The strategy is likely to renew concern among Western governments and businesses about China’s censorship, industrial policies that use security concerns to favor local companies and a general fracturing of cyberspace into national enclaves.
The proposed security reviews have been particularly controversial in recent years, as Beijing has moved to tighten control over information networks. Western trade groups said China may use the security reviews to discriminate against foreign companies and force them to transfer proprietary technology. China’s Cyberspace Administration has said they would apply to domestic and foreign suppliers equally; its strategy document vowed to “protect internet security while maintaining openness to foreign parties.”
The strategic framework said China would use economic, legal, diplomatic and military means to protect its information security, though it didn’t elaborate.
“Cyberspace is the new territory of a country’s sovereignty,” the document said. “China should build up its defense capabilities in cyberspace as befits a cyber superpower.”

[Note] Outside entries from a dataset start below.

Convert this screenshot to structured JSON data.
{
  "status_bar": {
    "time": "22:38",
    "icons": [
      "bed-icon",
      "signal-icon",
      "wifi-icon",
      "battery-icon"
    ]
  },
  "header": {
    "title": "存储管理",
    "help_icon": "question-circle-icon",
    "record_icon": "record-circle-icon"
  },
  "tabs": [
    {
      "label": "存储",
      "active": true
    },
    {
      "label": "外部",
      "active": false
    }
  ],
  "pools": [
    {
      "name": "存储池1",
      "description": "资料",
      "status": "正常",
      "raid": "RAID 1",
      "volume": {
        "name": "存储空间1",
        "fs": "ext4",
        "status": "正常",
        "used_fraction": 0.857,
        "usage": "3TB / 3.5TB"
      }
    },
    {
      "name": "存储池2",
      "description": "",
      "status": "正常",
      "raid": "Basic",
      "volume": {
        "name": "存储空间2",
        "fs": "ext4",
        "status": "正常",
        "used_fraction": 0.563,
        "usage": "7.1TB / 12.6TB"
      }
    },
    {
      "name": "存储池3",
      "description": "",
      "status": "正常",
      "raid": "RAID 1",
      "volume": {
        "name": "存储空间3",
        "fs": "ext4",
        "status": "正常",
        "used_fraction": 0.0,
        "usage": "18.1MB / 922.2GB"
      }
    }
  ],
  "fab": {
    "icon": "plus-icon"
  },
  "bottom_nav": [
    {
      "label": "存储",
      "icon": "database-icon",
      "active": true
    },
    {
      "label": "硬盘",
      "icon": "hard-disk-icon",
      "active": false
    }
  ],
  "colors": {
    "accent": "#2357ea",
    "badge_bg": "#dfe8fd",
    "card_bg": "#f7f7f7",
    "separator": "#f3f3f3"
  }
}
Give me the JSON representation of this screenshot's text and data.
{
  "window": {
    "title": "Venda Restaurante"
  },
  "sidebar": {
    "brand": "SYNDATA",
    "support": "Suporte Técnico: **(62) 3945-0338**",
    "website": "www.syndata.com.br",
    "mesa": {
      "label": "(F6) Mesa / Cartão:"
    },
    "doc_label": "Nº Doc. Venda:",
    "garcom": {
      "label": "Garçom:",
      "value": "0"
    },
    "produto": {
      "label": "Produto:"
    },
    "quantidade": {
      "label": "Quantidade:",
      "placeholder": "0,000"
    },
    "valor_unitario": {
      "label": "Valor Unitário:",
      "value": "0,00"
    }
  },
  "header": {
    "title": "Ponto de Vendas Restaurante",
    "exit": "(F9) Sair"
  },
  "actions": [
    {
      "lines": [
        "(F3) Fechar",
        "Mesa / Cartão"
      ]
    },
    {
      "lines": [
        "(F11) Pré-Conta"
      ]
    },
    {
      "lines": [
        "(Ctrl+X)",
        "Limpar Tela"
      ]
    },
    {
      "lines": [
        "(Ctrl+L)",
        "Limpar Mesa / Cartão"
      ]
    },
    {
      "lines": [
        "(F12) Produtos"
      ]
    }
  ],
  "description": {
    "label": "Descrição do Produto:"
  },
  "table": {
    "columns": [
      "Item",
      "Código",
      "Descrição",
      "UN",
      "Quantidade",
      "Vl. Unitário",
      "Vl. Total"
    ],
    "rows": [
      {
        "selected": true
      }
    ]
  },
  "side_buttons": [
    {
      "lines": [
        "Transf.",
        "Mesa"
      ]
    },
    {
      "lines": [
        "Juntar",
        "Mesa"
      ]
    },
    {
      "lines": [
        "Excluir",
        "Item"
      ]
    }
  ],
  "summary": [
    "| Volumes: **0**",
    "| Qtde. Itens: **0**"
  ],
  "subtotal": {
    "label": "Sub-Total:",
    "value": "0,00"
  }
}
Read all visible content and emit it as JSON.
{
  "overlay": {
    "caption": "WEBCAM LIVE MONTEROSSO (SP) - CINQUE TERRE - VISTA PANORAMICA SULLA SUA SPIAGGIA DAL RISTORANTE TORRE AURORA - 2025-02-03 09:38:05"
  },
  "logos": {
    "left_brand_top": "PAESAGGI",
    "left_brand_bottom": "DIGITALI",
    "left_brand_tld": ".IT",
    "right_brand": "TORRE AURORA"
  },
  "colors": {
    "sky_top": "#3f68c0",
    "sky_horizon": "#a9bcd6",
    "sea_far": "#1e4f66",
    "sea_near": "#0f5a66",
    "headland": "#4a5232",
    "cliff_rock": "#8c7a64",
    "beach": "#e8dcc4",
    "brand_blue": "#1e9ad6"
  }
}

Unlike the U.S. national cyberspace strategy in 2011 which reserved the right to respond to cyberattacks with traditional military force, China’s strategy is more focused on domestic political priorities, said Fang Xingdong, founder of internet think tank ChinaLabs. He cited “political security and cultural security,” a catchphrase for domestic criticisms of the government.
”These challenges are actually different from the ones facing the U.S., so Americans have trouble understanding it or finding it acceptable,” said Mr. Fang.
Many planks in China’s cyberstrategy deal with the censorship of politically sensitive content and promoting websites with “socialist core values”—concepts that the ruling Communist Party advocates as an alternative to universal Western values.